AsEc T(s,c) "All students have taken a course"
EcAs T(s,c) "There is a course that all students must take"
Q: What about using a predicate function with three variables?
It will work for some statements:
F (s, c, d): "s has taken course c offered by department d"
Es Ad Ec F (s,c,d): "There is a student who has taken a course from
every department."
But the problem is still how to limit courses to a particular department.
This won't work:
Es Ac Ed F(s, c, d) "There is a student who has taken all courses from
whatever department has offered them."
This won't work either:
Es Ed Ac F(s, c, d) "There is a student who has taken all courses, and
those courses were offered by one department."

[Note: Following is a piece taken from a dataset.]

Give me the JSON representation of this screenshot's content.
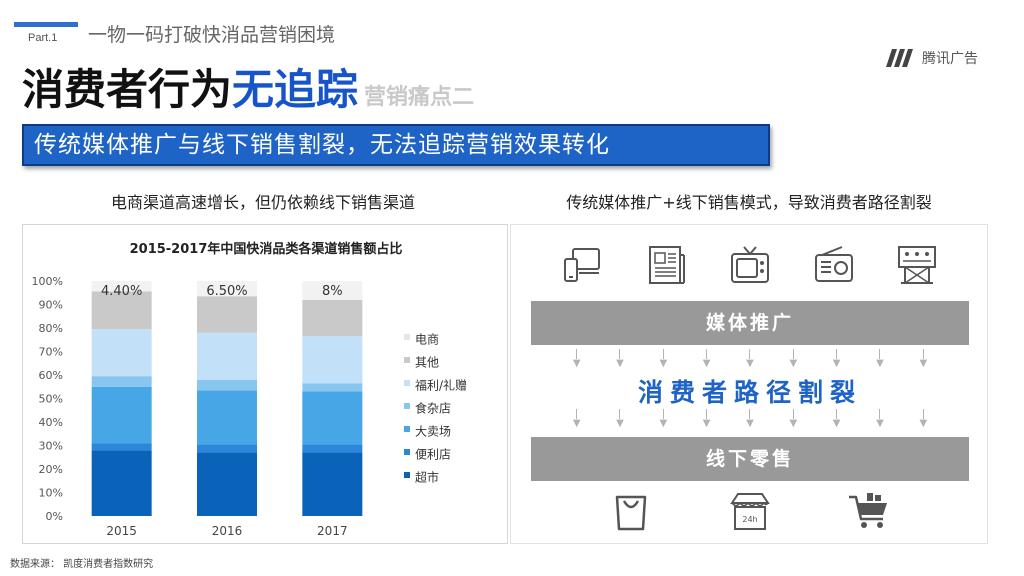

Conclusion: Three variables won't work for the original problem.
AIRLINE PROBLEM
Universes of discourse.
P: all passengers at LAX
F: all flights at LAX
A: all airlines at LAX
Let 'p', 'f', and 'a' denote a passenger from P, a flight from F
and an airline from A, respectively.
Predicate functions.
T(p,f): passenger 'p' takes flight 'f'
O(a,f): airline 'a' offers flight 'f'
PROBLEM 1.
∃p∃a∀f(O(a,f) -> T(p,f))
"Some passenger has taken all flights offered by some airline."
PROBLEM 2.
∃p∀a∃f (O(a,f) ^ T(p,f))
"Some passenger has taken some flight on all airlines."
Why is the following statement not correct for this problem?
∃p∃f∀a (O(a,f) ^ T(p,f))
In English this means "Some flight is offered by all airlines and some
passenger takes it." Obviously, not the same thing.
PROBLEM 3.
∃a∃f∀p (O(a,f) ^ T(p,f))
"Some airline offers some flight that all passengers have taken."
PROBLEM 4.
∀p∀a∃f (O(a,f) ^ T(p,f))
"All passengers have taken some flight on all airlines."
In this problem not all arrangements make sense; e.g.:
∃p∀a∃f (T(p,f) -> O(a,f))
"If some passenger takes a flight then all airlines offer that flight."